When r=s=1/2, we see $\sqrt{2k}s<s\cdot(2k+1-1)^{1-\max(r,s)} \leq \sum_{m=1}^{2k}\frac{1} {m^r} \frac{s} {(2k+1-m)^{s+1}}$. And so the series diverges (oscillates actually) even more, not (as I thought in https://math.stackexchange.com/a/3787073/577710) oscillating between two values.
Correction:
$(n-1)(\frac{2}{n})^{2\max(r,s)} \leq \sum_{m=1}^{n-1}\frac{1}{m^r}\frac{1}{(n-m)^s} $, so $\frac{2s}{{(k)}^{2s+2}}\approx s\cdot (2k)(k+1/2)^{-2\max(r,s+1)} \leq \sum_{m=1}^{2k}\frac{1} {m^r} \frac{s} {(2k+1-m)^{s+1}}$.
(In this calculation we omit the fact that r and s+1 are not symmetrical; as a result we have not 1+2...+m+...2k which equals to O(k^2) and so the lower bound is very small.)

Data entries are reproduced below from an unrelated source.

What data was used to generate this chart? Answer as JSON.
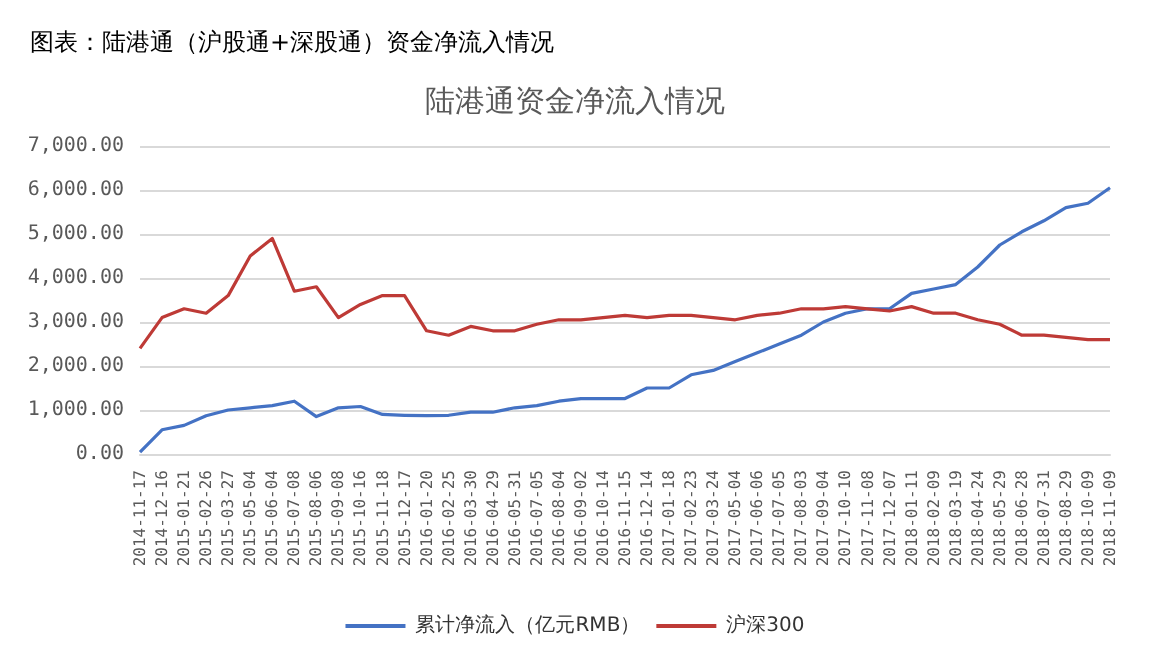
{
  "chart_data": {
    "type": "line",
    "title": "图表：陆港通（沪股通+深股通）资金净流入情况",
    "subtitle": "陆港通资金净流入情况",
    "categories": [
      "2014-11-17",
      "2014-12-16",
      "2015-01-21",
      "2015-02-26",
      "2015-03-27",
      "2015-05-04",
      "2015-06-04",
      "2015-07-08",
      "2015-08-06",
      "2015-09-08",
      "2015-10-16",
      "2015-11-18",
      "2015-12-17",
      "2016-01-20",
      "2016-02-25",
      "2016-03-30",
      "2016-04-29",
      "2016-05-31",
      "2016-07-05",
      "2016-08-04",
      "2016-09-02",
      "2016-10-14",
      "2016-11-15",
      "2016-12-14",
      "2017-01-18",
      "2017-02-23",
      "2017-03-24",
      "2017-05-04",
      "2017-06-06",
      "2017-07-05",
      "2017-08-03",
      "2017-09-04",
      "2017-10-10",
      "2017-11-08",
      "2017-12-07",
      "2018-01-11",
      "2018-02-09",
      "2018-03-19",
      "2018-04-24",
      "2018-05-29",
      "2018-06-28",
      "2018-07-31",
      "2018-08-29",
      "2018-10-09",
      "2018-11-09"
    ],
    "series": [
      {
        "name": "累计净流入（亿元RMB）",
        "color": "#4472c4",
        "values": [
          40,
          550,
          650,
          870,
          1000,
          1050,
          1100,
          1200,
          850,
          1050,
          1080,
          900,
          880,
          870,
          880,
          950,
          950,
          1050,
          1100,
          1200,
          1260,
          1260,
          1260,
          1500,
          1500,
          1800,
          1900,
          2100,
          2300,
          2500,
          2700,
          3000,
          3200,
          3300,
          3300,
          3650,
          3750,
          3850,
          4250,
          4750,
          5050,
          5300,
          5600,
          5700,
          6050
        ]
      },
      {
        "name": "沪深300",
        "color": "#be3a36",
        "values": [
          2400,
          3100,
          3300,
          3200,
          3600,
          4500,
          4900,
          3700,
          3800,
          3100,
          3400,
          3600,
          3600,
          2800,
          2700,
          2900,
          2800,
          2800,
          2950,
          3050,
          3050,
          3100,
          3150,
          3100,
          3150,
          3150,
          3100,
          3050,
          3150,
          3200,
          3300,
          3300,
          3350,
          3300,
          3250,
          3350,
          3200,
          3200,
          3050,
          2950,
          2700,
          2700,
          2650,
          2600,
          2600
        ]
      }
    ],
    "ylim": [
      0,
      7000
    ],
    "yticks": [
      {
        "value": 0,
        "label": "0.00"
      },
      {
        "value": 1000,
        "label": "1,000.00"
      },
      {
        "value": 2000,
        "label": "2,000.00"
      },
      {
        "value": 3000,
        "label": "3,000.00"
      },
      {
        "value": 4000,
        "label": "4,000.00"
      },
      {
        "value": 5000,
        "label": "5,000.00"
      },
      {
        "value": 6000,
        "label": "6,000.00"
      },
      {
        "value": 7000,
        "label": "7,000.00"
      }
    ],
    "grid": "y",
    "legend": "bottom"
  }
}
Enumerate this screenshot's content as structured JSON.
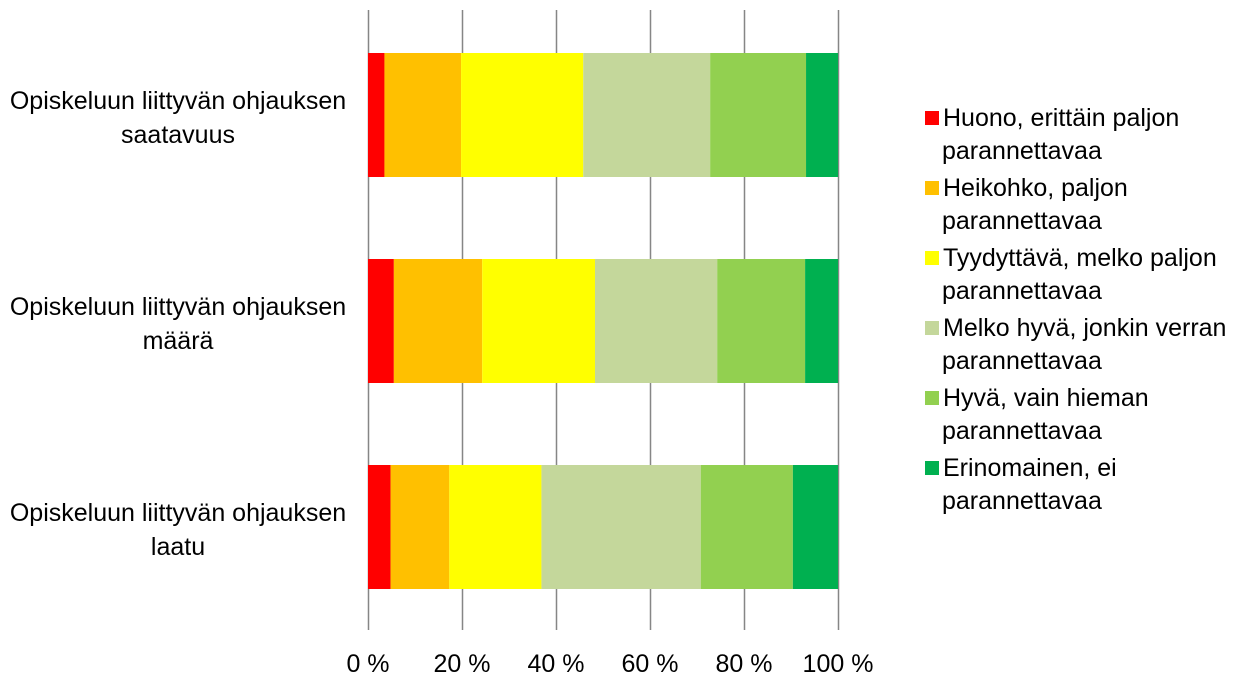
{
  "chart_data": {
    "type": "bar",
    "orientation": "horizontal",
    "stacked": "percent",
    "categories": [
      [
        "Opiskeluun liittyvän ohjauksen",
        "saatavuus"
      ],
      [
        "Opiskeluun liittyvän ohjauksen",
        "määrä"
      ],
      [
        "Opiskeluun liittyvän ohjauksen",
        "laatu"
      ]
    ],
    "series": [
      {
        "name": [
          "Huono, erittäin paljon",
          "parannettavaa"
        ],
        "color": "#ff0000",
        "values": [
          3.5,
          5.5,
          4.8
        ]
      },
      {
        "name": [
          "Heikohko, paljon",
          "parannettavaa"
        ],
        "color": "#ffc000",
        "values": [
          16.3,
          18.8,
          12.5
        ]
      },
      {
        "name": [
          "Tyydyttävä, melko paljon",
          "parannettavaa"
        ],
        "color": "#ffff00",
        "values": [
          26.0,
          24.0,
          19.6
        ]
      },
      {
        "name": [
          "Melko hyvä, jonkin verran",
          "parannettavaa"
        ],
        "color": "#c4d79b",
        "values": [
          27.0,
          26.0,
          33.9
        ]
      },
      {
        "name": [
          "Hyvä, vain hieman",
          "parannettavaa"
        ],
        "color": "#92d050",
        "values": [
          20.4,
          18.7,
          19.6
        ]
      },
      {
        "name": [
          "Erinomainen, ei",
          "parannettavaa"
        ],
        "color": "#00b050",
        "values": [
          6.8,
          7.0,
          9.6
        ]
      }
    ],
    "xlim": [
      0,
      100
    ],
    "x_ticks": [
      "0 %",
      "20 %",
      "40 %",
      "60 %",
      "80 %",
      "100 %"
    ],
    "grid": true,
    "legend_position": "right"
  }
}
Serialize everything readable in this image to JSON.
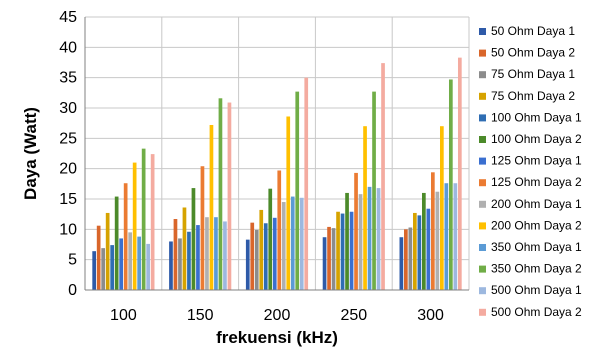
{
  "chart_data": {
    "type": "bar",
    "title": "",
    "xlabel": "frekuensi (kHz)",
    "ylabel": "Daya (Watt)",
    "ylim": [
      0,
      45
    ],
    "yticks": [
      0,
      5,
      10,
      15,
      20,
      25,
      30,
      35,
      40,
      45
    ],
    "grid": true,
    "legend_position": "right",
    "categories": [
      "100",
      "150",
      "200",
      "250",
      "300"
    ],
    "series": [
      {
        "name": "50 Ohm Daya 1",
        "color": "#2e5aa8",
        "values": [
          6.4,
          8.0,
          8.3,
          8.7,
          8.7
        ]
      },
      {
        "name": "50 Ohm Daya 2",
        "color": "#d9662b",
        "values": [
          10.6,
          11.7,
          11.1,
          10.4,
          10.0
        ]
      },
      {
        "name": "75 Ohm Daya 1",
        "color": "#8c8c8c",
        "values": [
          6.9,
          8.5,
          9.9,
          10.2,
          10.3
        ]
      },
      {
        "name": "75 Ohm Daya 2",
        "color": "#d6a300",
        "values": [
          12.7,
          13.6,
          13.2,
          12.9,
          12.7
        ]
      },
      {
        "name": "100 Ohm Daya 1",
        "color": "#2f6db3",
        "values": [
          7.4,
          9.6,
          11.0,
          12.6,
          12.3
        ]
      },
      {
        "name": "100 Ohm Daya 2",
        "color": "#4c8a2a",
        "values": [
          15.4,
          16.8,
          16.7,
          16.0,
          16.0
        ]
      },
      {
        "name": "125 Ohm Daya 1",
        "color": "#3a6fd0",
        "values": [
          8.5,
          10.7,
          11.9,
          12.9,
          13.4
        ]
      },
      {
        "name": "125 Ohm Daya 2",
        "color": "#eb7b32",
        "values": [
          17.6,
          20.4,
          19.7,
          19.3,
          19.4
        ]
      },
      {
        "name": "200 Ohm Daya 1",
        "color": "#b0b0b0",
        "values": [
          9.5,
          12.0,
          14.5,
          15.8,
          16.2
        ]
      },
      {
        "name": "200 Ohm Daya 2",
        "color": "#ffc000",
        "values": [
          21.0,
          27.2,
          28.6,
          27.0,
          27.0
        ]
      },
      {
        "name": "350 Ohm Daya 1",
        "color": "#5b9bd5",
        "values": [
          8.8,
          12.0,
          15.4,
          17.0,
          17.6
        ]
      },
      {
        "name": "350 Ohm Daya 2",
        "color": "#70ad47",
        "values": [
          23.3,
          31.6,
          32.7,
          32.7,
          34.7
        ]
      },
      {
        "name": "500 Ohm Daya 1",
        "color": "#9db8df",
        "values": [
          7.6,
          11.3,
          15.2,
          16.8,
          17.6
        ]
      },
      {
        "name": "500 Ohm Daya 2",
        "color": "#f4aba0",
        "values": [
          22.4,
          30.9,
          35.0,
          37.4,
          38.3
        ]
      }
    ]
  }
}
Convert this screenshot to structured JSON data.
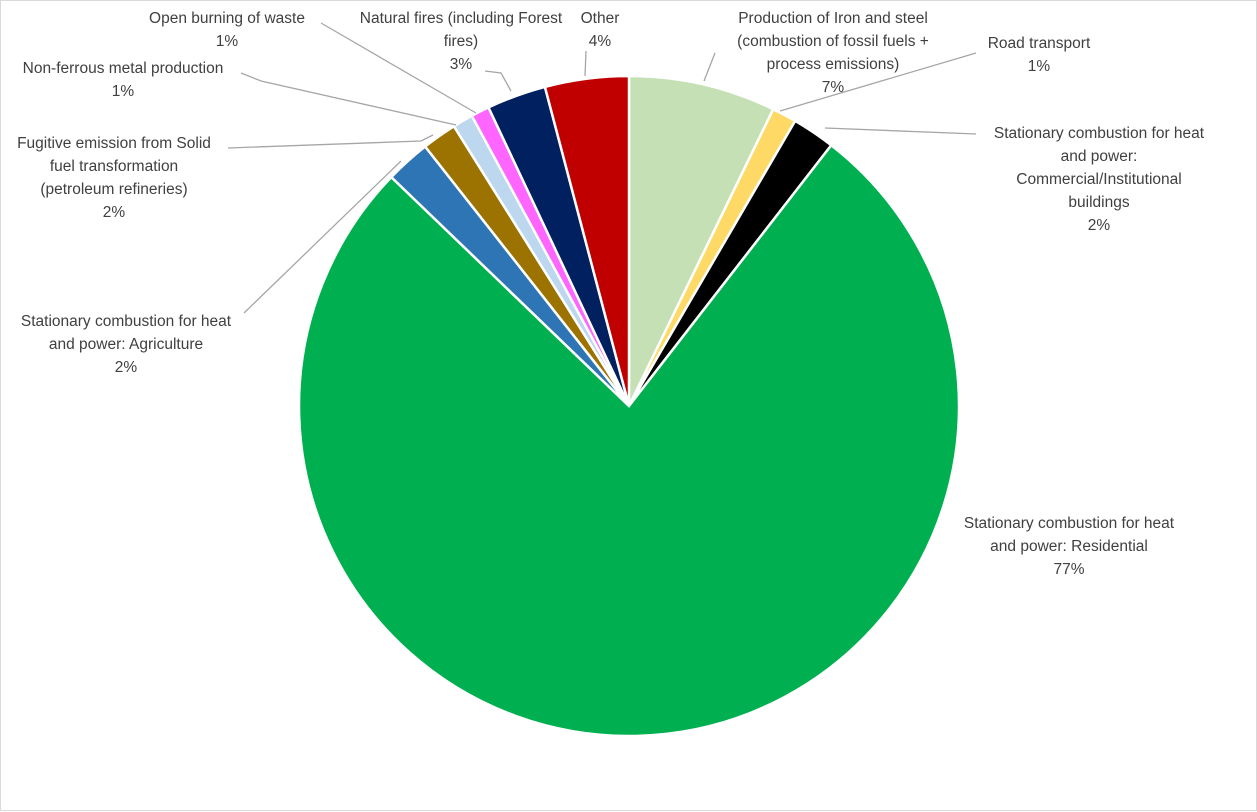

Therefore it's clear (but not from the above inequality) that when s is near 0, the series diverges as described above, but it is still unclear that when s=r=1/2, the series diverges to infinity or oscillates between two values.